Nietzsche cautioned against viewing civil punishment as a “right of the masters.” When the philosopher wrote “Distrust all in whom the impulse to punish is strong,” he could have been writing an anti–death penalty polemic. Today 60 percent of the world’s population lives in countries that practice capital punishment, such as China, India and Indonesia. In the U.S., more than 30 states have death penalty laws on the books, although executions are relatively rare. According to a 2013 Gallup poll, 63 percent of Americans support capital punishment for convicted murderers. For his part, Nietzsche had no illusions about where this type of public sentiment can lead. “Let us stop thinking so much about punishment,” he warned. “Let us not become darker ourselves.”

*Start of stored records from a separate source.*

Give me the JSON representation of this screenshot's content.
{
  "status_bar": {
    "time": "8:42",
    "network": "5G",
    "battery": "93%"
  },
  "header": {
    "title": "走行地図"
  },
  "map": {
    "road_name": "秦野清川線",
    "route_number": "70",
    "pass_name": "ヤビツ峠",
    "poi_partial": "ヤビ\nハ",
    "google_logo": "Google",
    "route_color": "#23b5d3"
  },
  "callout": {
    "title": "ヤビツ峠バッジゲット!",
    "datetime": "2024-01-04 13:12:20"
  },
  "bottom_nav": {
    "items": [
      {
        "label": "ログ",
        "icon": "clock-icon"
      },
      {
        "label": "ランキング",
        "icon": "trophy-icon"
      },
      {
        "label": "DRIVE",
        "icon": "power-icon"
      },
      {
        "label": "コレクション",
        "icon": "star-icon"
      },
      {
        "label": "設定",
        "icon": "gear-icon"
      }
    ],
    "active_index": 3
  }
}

In 2013 more than 3,000 men and women await execution on death rows across the United States. Approved methods of capital punishment in the country include lethal injection, electrocution, hanging and the firing squad. As Clarence Darrow said, “When the public is interested and demands a punishment, no matter what the offense, great or small, it thinks of only one punishment, and that is death.” In the Leopold and Loeb case, the state of Illinois sought the killers’ death by hanging. But Darrow, who had his clients plead guilty to the murder of Bobby Franks, argued for life imprisonment, noting the boys’ mental condition, age and guilty plea as mitigating factors. In Darrow’s lengthy closing argument—one of the finest speeches in courtroom history—the attorney told Judge John Caverly, “You may hang these boys; you may hang them by the neck until they are dead. But in doing it you will turn your face toward the past.” Leopold and Loeb were each sentenced to 99 years for kidnapping for ransom, as well as life imprisonment for murder. Reflecting on their youth, Darrow called the sentence “more of a punishment than death would have been.”